Лалич, подошедший к нам, удивился не менее моего.
– Испепелю капища диавольские! – зычно разносилось над пожарищем, голос перекрывал редкие звуки выстрелов.
Отец Петр собственной персоной. В развевающейся рясе, борода набок, в руках – автомат. Бог ты мой, а я про него совсем забыл в суматохе! И планы же какие-то на него у меня имелись, и все такое прочее…
– Отец Петр! – позвал я.
Попик повертел головой, узнал меня, радостно заулыбался и поспешил к нам, смешно подбирая рясу и размахивая автоматом.
– А я так и думал, что вы не зря приехали! – заявил он, пожимая руки мне, солдатам и Лаличу, который, кажется, вовсе уж ничего не понимал. Потом заметил лежащего Шепа, пал на колени и пощупал пульс.
– Чуть живой, – озабоченно сказал отец Петр. – В больницу его надо.
– Сейчас доктор приедет.
Я тоже присел рядом. Глаза Шепа закатились под лоб, на щеке засохла струйка крови.
Поп затянул что-то свое, положив автомат возле Шепа, один из солдат неожиданно бухнулся на колени и тоже что-то забормотал.

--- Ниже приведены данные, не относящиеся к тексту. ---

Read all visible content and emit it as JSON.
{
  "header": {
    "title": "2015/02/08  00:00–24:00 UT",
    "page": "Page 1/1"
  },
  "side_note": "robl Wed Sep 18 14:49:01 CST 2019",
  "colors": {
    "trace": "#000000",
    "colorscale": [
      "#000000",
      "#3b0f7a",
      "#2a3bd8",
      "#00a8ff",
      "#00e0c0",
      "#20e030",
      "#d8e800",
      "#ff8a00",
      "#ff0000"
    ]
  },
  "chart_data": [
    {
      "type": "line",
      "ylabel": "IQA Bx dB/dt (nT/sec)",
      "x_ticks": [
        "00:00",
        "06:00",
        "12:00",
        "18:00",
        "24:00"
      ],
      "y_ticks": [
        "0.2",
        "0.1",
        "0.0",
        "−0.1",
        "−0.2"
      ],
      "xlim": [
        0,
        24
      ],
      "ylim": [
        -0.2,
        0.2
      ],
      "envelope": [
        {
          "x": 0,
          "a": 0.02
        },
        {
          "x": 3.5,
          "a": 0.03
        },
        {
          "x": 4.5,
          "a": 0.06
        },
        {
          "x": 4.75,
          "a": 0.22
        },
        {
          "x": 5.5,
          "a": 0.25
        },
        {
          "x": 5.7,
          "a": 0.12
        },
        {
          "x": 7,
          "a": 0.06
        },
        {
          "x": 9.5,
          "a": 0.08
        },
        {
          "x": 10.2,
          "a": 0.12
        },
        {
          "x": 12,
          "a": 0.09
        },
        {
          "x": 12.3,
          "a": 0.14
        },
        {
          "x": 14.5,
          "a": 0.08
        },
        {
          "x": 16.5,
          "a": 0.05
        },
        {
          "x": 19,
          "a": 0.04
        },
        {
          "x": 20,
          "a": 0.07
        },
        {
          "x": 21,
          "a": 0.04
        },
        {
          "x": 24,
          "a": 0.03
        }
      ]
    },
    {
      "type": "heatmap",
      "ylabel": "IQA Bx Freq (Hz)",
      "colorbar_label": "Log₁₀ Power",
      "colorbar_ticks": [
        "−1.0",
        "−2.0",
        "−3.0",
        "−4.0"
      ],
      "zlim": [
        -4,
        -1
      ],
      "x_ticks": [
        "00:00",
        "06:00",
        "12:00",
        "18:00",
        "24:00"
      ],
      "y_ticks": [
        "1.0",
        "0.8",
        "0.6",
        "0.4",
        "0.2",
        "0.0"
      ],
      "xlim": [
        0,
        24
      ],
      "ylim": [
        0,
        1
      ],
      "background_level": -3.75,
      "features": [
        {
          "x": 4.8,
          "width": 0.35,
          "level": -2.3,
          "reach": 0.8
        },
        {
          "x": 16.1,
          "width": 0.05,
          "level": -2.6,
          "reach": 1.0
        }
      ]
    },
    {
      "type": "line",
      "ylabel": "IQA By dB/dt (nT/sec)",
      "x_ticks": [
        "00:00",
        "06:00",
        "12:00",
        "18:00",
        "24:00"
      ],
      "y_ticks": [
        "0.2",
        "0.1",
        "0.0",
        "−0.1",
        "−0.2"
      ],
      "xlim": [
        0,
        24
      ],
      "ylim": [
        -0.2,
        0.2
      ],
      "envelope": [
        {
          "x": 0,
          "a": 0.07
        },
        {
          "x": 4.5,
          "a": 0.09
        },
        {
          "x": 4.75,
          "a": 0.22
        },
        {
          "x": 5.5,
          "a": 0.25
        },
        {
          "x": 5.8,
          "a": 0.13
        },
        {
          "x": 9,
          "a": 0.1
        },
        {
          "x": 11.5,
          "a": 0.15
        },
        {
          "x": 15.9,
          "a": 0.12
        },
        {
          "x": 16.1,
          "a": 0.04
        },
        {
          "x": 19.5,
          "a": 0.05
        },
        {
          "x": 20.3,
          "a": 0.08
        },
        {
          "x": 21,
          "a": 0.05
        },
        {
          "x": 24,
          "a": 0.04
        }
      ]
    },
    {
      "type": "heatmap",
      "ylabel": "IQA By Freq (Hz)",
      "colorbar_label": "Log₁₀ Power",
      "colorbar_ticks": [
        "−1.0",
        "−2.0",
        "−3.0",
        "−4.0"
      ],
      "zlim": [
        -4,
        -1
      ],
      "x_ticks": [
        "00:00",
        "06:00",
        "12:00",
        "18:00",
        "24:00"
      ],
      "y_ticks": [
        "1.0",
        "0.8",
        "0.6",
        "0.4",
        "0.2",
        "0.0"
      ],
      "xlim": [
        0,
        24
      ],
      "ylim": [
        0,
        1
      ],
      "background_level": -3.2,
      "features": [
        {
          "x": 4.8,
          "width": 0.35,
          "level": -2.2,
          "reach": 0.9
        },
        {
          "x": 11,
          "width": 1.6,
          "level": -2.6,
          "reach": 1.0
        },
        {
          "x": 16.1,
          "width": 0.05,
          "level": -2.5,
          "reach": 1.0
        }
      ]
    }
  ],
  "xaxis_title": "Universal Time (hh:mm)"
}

На Бога я не надеялся, а надеялся только на Колю, каковой и появился самым чудесным образом. Он вылез из машины, волоча за собой трезвого, но упирающегося доктора Мурзилку.
– Вот он, доктор-то, – радостно сообщил Коля, встряхивая свой улов. – И ничего он не пьяный, доктор, и не мертвый! Спрятаться хотел, так я его слегка… того…
Мурзилка потер внушительный фонарь под глазом.